The question of when an apartment crosses the line into nuisance is obviously a fact-intensive one. Nuisance will be found in cases where “the apartment is literally overcome with thousands of books, magazines, cans, bottles, pictures, rags and assorted other items. There is barely room to walk.” One factor weighted especially heavily by the courts is specific fire hazards like combustible materials on the stove and overloaded electric circuits, particularly when there have been actual fires caused by the hazards. On the other hand, no nuisance was found when: “all rooms of the apartment contained articles roughly appropriate in amount, although varying in the quality of the housekeeping; dried flower bouquets were no more in number than can be seen every day in many other homes; newspaper stacks were low, a far cry from the previously reported fire hazard of a three-foot-high cabinet-sized mound next to the stove.”
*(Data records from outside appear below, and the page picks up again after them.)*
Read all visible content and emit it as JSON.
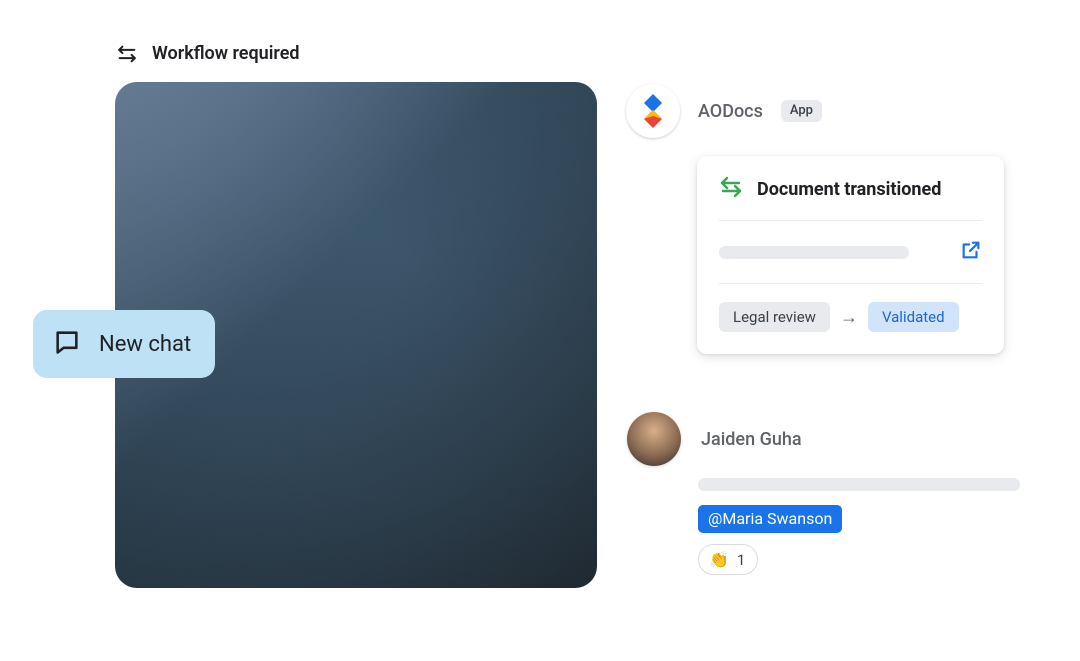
{
  "workflow": {
    "label": "Workflow required"
  },
  "newchat": {
    "label": "New chat"
  },
  "aodocs": {
    "name": "AODocs",
    "badge": "App"
  },
  "doc_card": {
    "title": "Document transitioned",
    "from_tag": "Legal review",
    "to_tag": "Validated"
  },
  "person": {
    "name": "Jaiden Guha"
  },
  "mention": {
    "text": "@Maria Swanson"
  },
  "reaction": {
    "emoji": "👏",
    "count": "1"
  }
}
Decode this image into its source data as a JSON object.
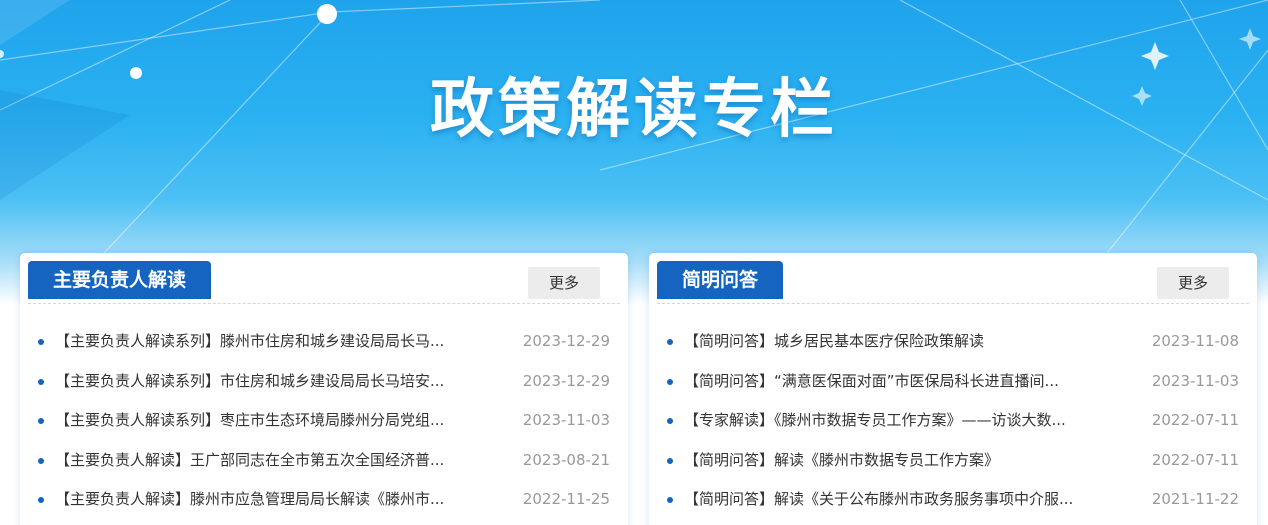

A key procedural element in Collyer cases is that resolution of the case will usually involve a personal inspection of the premises by the judge, particularly as photographic evidence of the apartment conditions introduced by landlord may be misleading or stale. One element that may have to be overcome on a court inspection is judicial disbelief that tenants might actually live in exceedingly cluttered conditions. Although there are a few cases finding that Collyer-like apartments are used for storage only, particularly when the tenant has an identifiable alternate place to live, the psychological and social services data, media reports and case law show that people can clutter their living spaces to levels that normal people find incomprehensible.
Where a Collyer nuisance is found, it is considered a breach of the tenant’s lease for which a warrant of eviction may be issued, but under Real Property Actions and Proceedings Law § 753(4), the court is required to grant a ten day period to cure the breach. In practice, however, the courts will frequently grant longer cure periods, particularly where the tenancy is of long duration. Where the tenant cures the condition prior to entry of judgment, courts will permanently stay execution of the warrant.
In the end, litigation over a Collyer condition is likely to cause significant headaches to all involved. For landlords particularly, it can be a long, hard, expensive slog to achieve an eviction or a cure. Even with social services, mental health or guardianship involvement, there are likely to be significant challenges before a clean-up is achieved, and there is a good chance of tenant backsliding even after a full clean-up. In the end, however, because of the risk they pose to the building and neighboring tenants, it is necessary for landlords take action to force compulsive hoarder tenants to remedy the Collyer nuisances they create.